Scuba divers breathe a mixture of O2(g) and He(g) to avoid "the bends, a condition caused by nitrogen in the blood. If 65.0g O2(g) and 2.00g He(g) are placed in a 5.0L tank at 25oC, calculate:

If the average human takes 15 breaths per minute, and breathes in 0.50L at 1.00 atm, calculate how long the gas in the tank will last?

This is what I've done:

Pressure in the tank:

n(He) = (2.00 g He)/(4.00 g/mol) = 0.500 mol He

n(O2) = (65.0 g)/(32 .00 g/mol) = 2.03125 mol O2

n(total) = n(He) + n(O2) = 2.53125 mol

P(total) = (n(total)RT)/V = (2.53125)(0.082057)(298)/5.0
P(total) = 12.379 atm

time to empty:

P1V1 = P2V2
(1.00 atm)(0.50 L) = (12 atm)x,

Does the pressure in the tank always stay at 12 atm? Doesn't it keep decreasing with time?

You've counted the total number of moles of gas in the tank. Why don't you simply count the number of moles of gas in a single breath as well?

Also, be careful with the numbers - what was 12.379 at one step became 12 in the next.

Finally, I think 7.8 min is wrong.

PS : This question belongs in the Homework & Coursework section.

 

[Blueshift5]

I would say that your calculations and approach to solving this problem are correct. However, there are a few points to consider:

1. The ideal gas law assumes that the gases in the tank behave ideally, which may not be the case in real life.

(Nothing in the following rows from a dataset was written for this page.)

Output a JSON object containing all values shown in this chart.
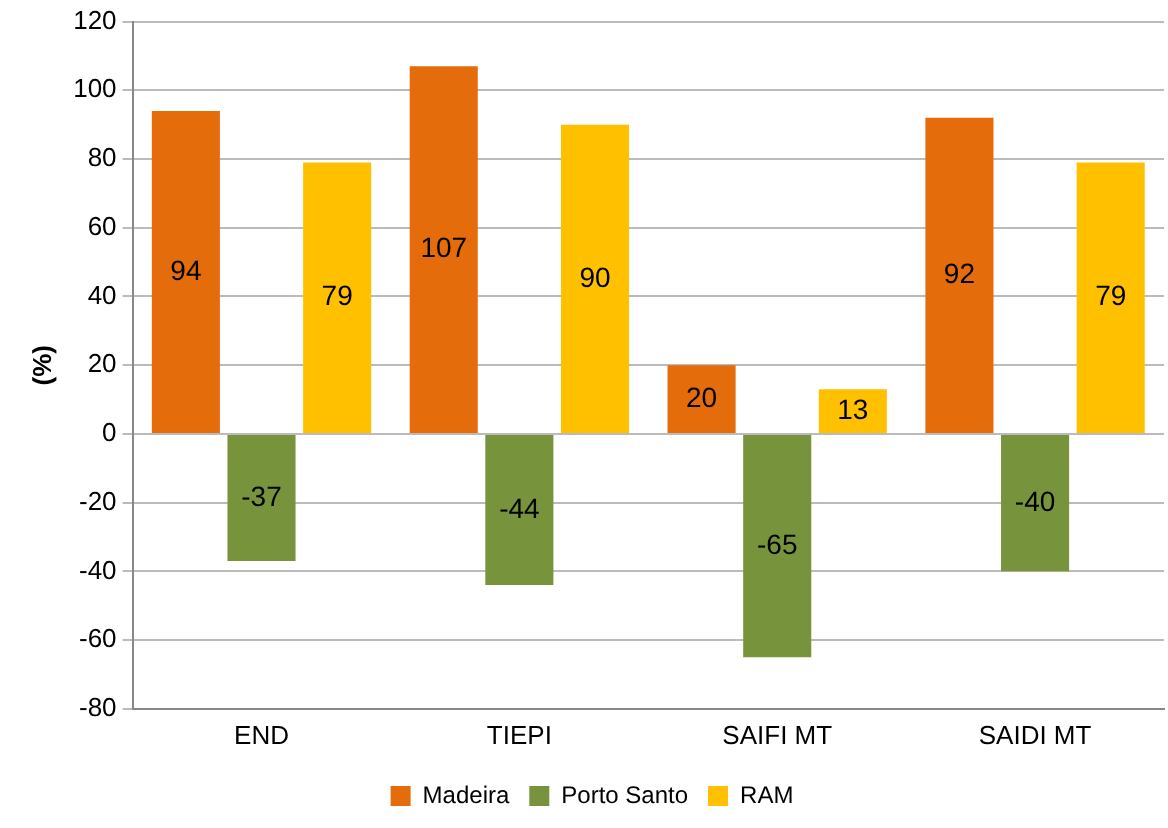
{
  "chart_data": {
    "type": "bar",
    "ylabel": "(%)",
    "categories": [
      "END",
      "TIEPI",
      "SAIFI MT",
      "SAIDI MT"
    ],
    "series": [
      {
        "name": "Madeira",
        "color": "#e46c0a",
        "values": [
          94,
          107,
          20,
          92
        ]
      },
      {
        "name": "Porto Santo",
        "color": "#77933c",
        "values": [
          -37,
          -44,
          -65,
          -40
        ]
      },
      {
        "name": "RAM",
        "color": "#ffc000",
        "values": [
          79,
          90,
          13,
          79
        ]
      }
    ],
    "ylim": [
      -80,
      120
    ],
    "yticks": [
      -80,
      -60,
      -40,
      -20,
      0,
      20,
      40,
      60,
      80,
      100,
      120
    ],
    "grid": "y",
    "legend": "bottom",
    "data_labels": true
  }
}
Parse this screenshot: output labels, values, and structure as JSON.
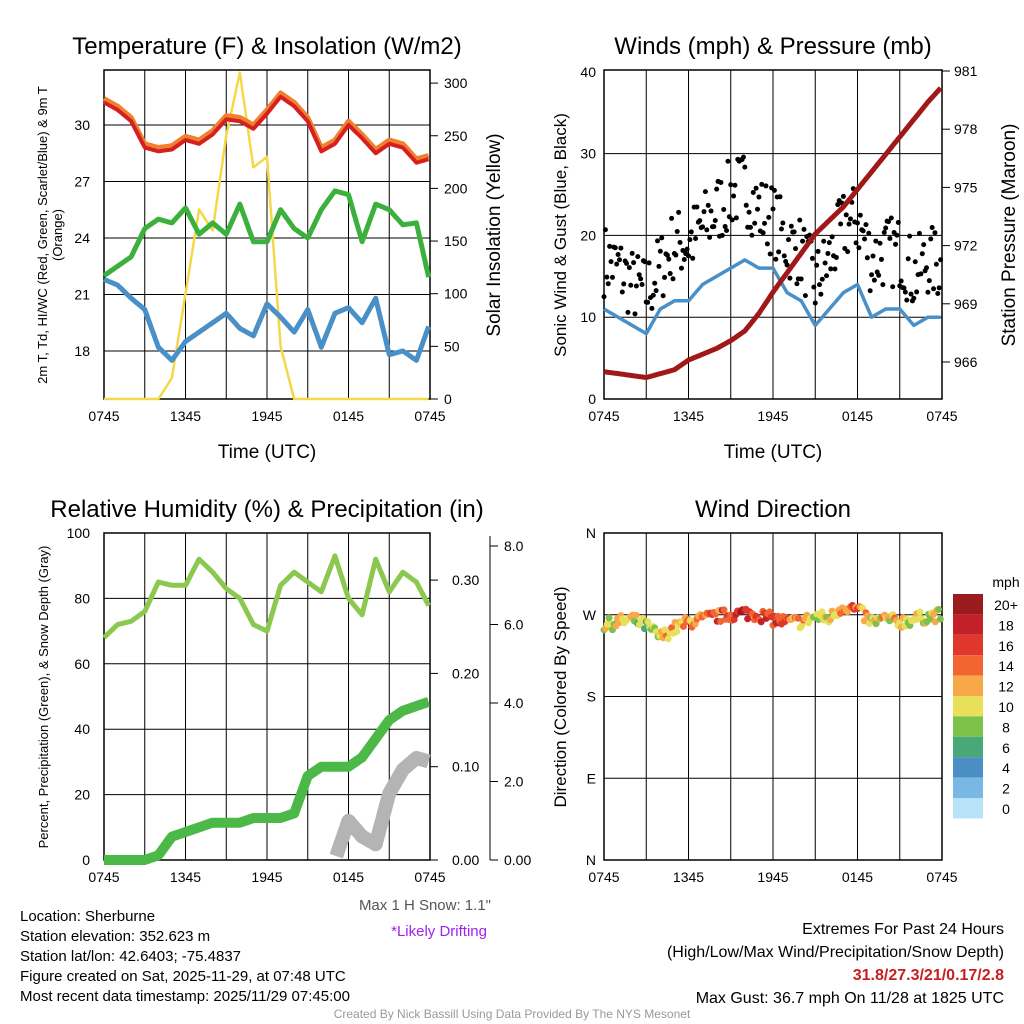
{
  "chart_data": [
    {
      "type": "line",
      "title": "Temperature (F) & Insolation (W/m2)",
      "xlabel": "Time (UTC)",
      "ylabel": "2m T, Td, HI/WC (Red, Green, Scarlet/Blue) & 9m T (Orange)",
      "ylabel2": "Solar Insolation (Yellow)",
      "xticks": [
        "0745",
        "1345",
        "1945",
        "0145",
        "0745"
      ],
      "yticks": [
        "18",
        "21",
        "24",
        "27",
        "30"
      ],
      "yticks2": [
        "0",
        "50",
        "100",
        "150",
        "200",
        "250",
        "300"
      ],
      "ylim": [
        16.3,
        33.8
      ],
      "ylim2": [
        0,
        300
      ],
      "x_hours": "hourly 0-24",
      "series": [
        {
          "name": "2m T",
          "color": "#d62020",
          "values": [
            31.2,
            30.8,
            30.2,
            28.8,
            28.6,
            28.7,
            29.2,
            29.0,
            29.5,
            30.3,
            30.2,
            29.8,
            30.6,
            31.5,
            31.0,
            30.2,
            28.6,
            29.0,
            30.0,
            29.3,
            28.5,
            29.0,
            28.8,
            28.0,
            28.2
          ]
        },
        {
          "name": "Td",
          "color": "#3cb03c",
          "values": [
            22,
            22.5,
            23,
            24.5,
            25,
            24.8,
            25.6,
            24.2,
            24.8,
            24.2,
            25.8,
            23.8,
            23.8,
            25.5,
            24.5,
            24.0,
            25.5,
            26.5,
            26.3,
            23.8,
            25.8,
            25.5,
            24.7,
            24.8,
            21.6
          ]
        },
        {
          "name": "WC",
          "color": "#4a90c8",
          "values": [
            21.8,
            21.5,
            20.8,
            20.2,
            18.2,
            17.5,
            18.5,
            19.0,
            19.5,
            20.0,
            19.2,
            18.8,
            20.5,
            19.8,
            19.0,
            20.2,
            18.2,
            20.0,
            20.3,
            19.5,
            20.8,
            17.8,
            18.0,
            17.5,
            19.5
          ]
        },
        {
          "name": "Solar",
          "color": "#f5d848",
          "axis": "right",
          "values": [
            0,
            0,
            0,
            0,
            0,
            20,
            100,
            180,
            160,
            250,
            310,
            220,
            230,
            50,
            0,
            0,
            0,
            0,
            0,
            0,
            0,
            0,
            0,
            0,
            0
          ]
        }
      ]
    },
    {
      "type": "line",
      "title": "Winds (mph) & Pressure (mb)",
      "xlabel": "Time (UTC)",
      "ylabel": "Sonic Wind & Gust (Blue, Black)",
      "ylabel2": "Station Pressure (Maroon)",
      "xticks": [
        "0745",
        "1345",
        "1945",
        "0145",
        "0745"
      ],
      "yticks": [
        "0",
        "10",
        "20",
        "30",
        "40"
      ],
      "yticks2": [
        "966",
        "969",
        "972",
        "975",
        "978",
        "981"
      ],
      "ylim": [
        0,
        40
      ],
      "ylim2": [
        964.1,
        981
      ],
      "series": [
        {
          "name": "Sonic Wind",
          "color": "#4a90c8",
          "values": [
            11,
            10,
            9,
            8,
            11,
            12,
            12,
            14,
            15,
            16,
            17,
            16,
            16,
            13,
            12,
            9,
            11,
            13,
            14,
            10,
            11,
            11,
            9,
            10,
            10
          ]
        },
        {
          "name": "Gust",
          "color": "#000000",
          "values": [
            17,
            16,
            14,
            13,
            16,
            19,
            19,
            21,
            23,
            25,
            26,
            23,
            22,
            19,
            18,
            14,
            17,
            21,
            22,
            17,
            18,
            18,
            15,
            17,
            16
          ]
        },
        {
          "name": "Pressure",
          "color": "#a01818",
          "axis": "right",
          "values": [
            965.5,
            965.4,
            965.3,
            965.2,
            965.4,
            965.6,
            966.1,
            966.4,
            966.7,
            967.1,
            967.6,
            968.5,
            969.6,
            970.6,
            971.6,
            972.6,
            973.3,
            974.0,
            974.9,
            975.8,
            976.7,
            977.6,
            978.5,
            979.4,
            980.2
          ]
        }
      ]
    },
    {
      "type": "line",
      "title": "Relative Humidity (%) & Precipitation (in)",
      "ylabel": "Percent, Precipitation (Green), & Snow Depth (Gray)",
      "xticks": [
        "0745",
        "1345",
        "1945",
        "0145",
        "0745"
      ],
      "yticks": [
        "0",
        "20",
        "40",
        "60",
        "80",
        "100"
      ],
      "yticks2": [
        "0.00",
        "0.10",
        "0.20",
        "0.30"
      ],
      "yticks3": [
        "0.00",
        "2.0",
        "4.0",
        "6.0",
        "8.0"
      ],
      "ylim": [
        0,
        100
      ],
      "ylim2": [
        0,
        0.35
      ],
      "ylim3": [
        0,
        8.4
      ],
      "series": [
        {
          "name": "RH",
          "color": "#8cc850",
          "values": [
            68,
            72,
            73,
            76,
            85,
            84,
            84,
            92,
            88,
            83,
            80,
            72,
            70,
            84,
            88,
            85,
            82,
            93,
            80,
            75,
            92,
            82,
            88,
            85,
            77
          ]
        },
        {
          "name": "Precipitation",
          "color": "#4cb848",
          "values": [
            0,
            0,
            0,
            0,
            0.005,
            0.025,
            0.03,
            0.035,
            0.04,
            0.04,
            0.04,
            0.045,
            0.045,
            0.045,
            0.05,
            0.09,
            0.1,
            0.1,
            0.1,
            0.11,
            0.13,
            0.15,
            0.16,
            0.165,
            0.17
          ]
        },
        {
          "name": "Snow Depth",
          "color": "#b4b4b4",
          "values": [
            null,
            null,
            null,
            null,
            null,
            null,
            null,
            null,
            null,
            null,
            null,
            null,
            null,
            null,
            null,
            null,
            null,
            0,
            1.0,
            0.6,
            0.4,
            1.7,
            2.3,
            2.6,
            2.5
          ]
        }
      ],
      "notes": [
        "Max 1 H Snow: 1.1\"",
        "*Likely Drifting"
      ]
    },
    {
      "type": "scatter",
      "title": "Wind Direction",
      "ylabel": "Direction (Colored By Speed)",
      "xticks": [
        "0745",
        "1345",
        "1945",
        "0145",
        "0745"
      ],
      "yticks": [
        "N",
        "E",
        "S",
        "W",
        "N"
      ],
      "ylim": [
        0,
        360
      ],
      "direction": [
        258,
        262,
        265,
        258,
        245,
        255,
        262,
        265,
        268,
        270,
        272,
        270,
        265,
        262,
        262,
        268,
        266,
        280,
        275,
        262,
        265,
        262,
        265,
        268,
        270
      ],
      "legend_title": "mph",
      "legend": [
        "20+",
        "18",
        "16",
        "14",
        "12",
        "10",
        "8",
        "6",
        "4",
        "2",
        "0"
      ],
      "legend_colors": [
        "#9b1a1e",
        "#c4202a",
        "#e0362c",
        "#f26430",
        "#f8a848",
        "#e8e05a",
        "#7cc24a",
        "#48a878",
        "#4a8ec4",
        "#7ab8e4",
        "#b8e2f8"
      ]
    }
  ],
  "info": {
    "location": "Location: Sherburne",
    "elevation": "Station elevation: 352.623 m",
    "latlon": "Station lat/lon: 42.6403; -75.4837",
    "created": "Figure created on Sat, 2025-11-29, at 07:48 UTC",
    "recent": "Most recent data timestamp: 2025/11/29 07:45:00"
  },
  "extremes": {
    "title": "Extremes For Past 24 Hours",
    "subtitle": "(High/Low/Max Wind/Precipitation/Snow Depth)",
    "values": "31.8/27.3/21/0.17/2.8",
    "gust": "Max Gust: 36.7 mph On 11/28 at 1825 UTC"
  },
  "credit": "Created By Nick Bassill Using Data Provided By The NYS Mesonet"
}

Factors such as temperature, pressure, and gas composition can affect the behavior of gases.

2. The calculation of the total pressure in the tank is correct, as you have correctly accounted for the moles of both gases present. However, in real life, the partial pressure of each gas would be important to consider, as it is the partial pressure that determines the amount of gas that can dissolve in the blood.

3. The answer of 7.8 minutes may be an approximation or an ideal scenario. In real life, factors such as breathing rate, depth of the dive, and individual differences in physiology can affect the duration of the gas in the tank.

Overall, your calculations are correct, but it is important to keep in mind the limitations and assumptions of the ideal gas law and how they may affect the real-life scenario of scuba diving. I would recommend reaching out to your instructor or a more experienced scuba diver for further clarification and understanding.